1.3 Beyond visible light
During the twentieth century, astronomers extended their capabilities by developing telescopes and detectors that were sensitive to radio waves, microwaves, infrared and ultraviolet radiation, X-rays and gamma rays. All these forms of electromagnetic radiation, along with visible light, are emitted by the Sun.
This is a good place to examine the electromagnetic spectrum in more detail and to review some of its features. Figure 6 shows the wavelength values in metres but only some of the marks are labelled. The marks go up in 'times ten' steps so, to the right of the 1 metre mark, the first (unlabelled) mark indicates a wavelength of 10 metres (10 m), the next 100 m and the third 1000 m. Going to the left of the 1 metre mark, the next mark is 0.1 m, then 0.01 m (which is 1 centimetre or 1 cm for short), 0.001 m (1 millimetre or 1 mm), and so on. Going further to the left involves putting more and more zeroes after the decimal point, so the wavelengths are sometimes measured in micrometres - millionths of a metre. One micrometre is 0.000 001 metres.
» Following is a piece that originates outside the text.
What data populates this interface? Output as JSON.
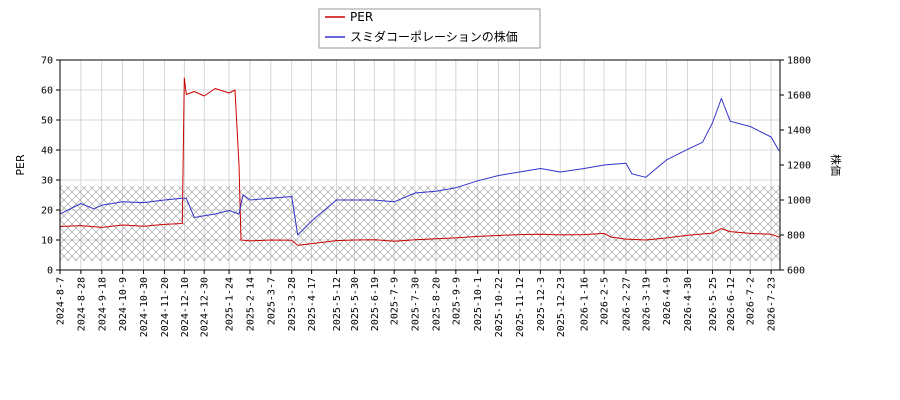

What is the definition of the wavelength of an electromagnetic wave?
It is the distance between successive peaks of the wave.
Roughly, what is the wavelength of visible light?
It is about 0.000 001 metres (actually, 0.000 000 4 to 0.000 000 7 metres).
What type of electromagnetic radiation has the longest wavelength? What, approximately, is its wavelength range?
Radio waves are the longest: in Figure 6, the shortest radio waves lie about one step to the left of the 1 m mark, which denotes a wavelength of 0.1 m. The band representing radio waves extends to the far right of the chart. The furthest mark on the right represents a wavelength of 1000 m (three steps to the right of the 1 m mark), so the figure shows that radio waves can have wavelengths of over 1 kilometre. (Such wavelengths are typical of radio stations still broadcasting in the 'long wave' band.)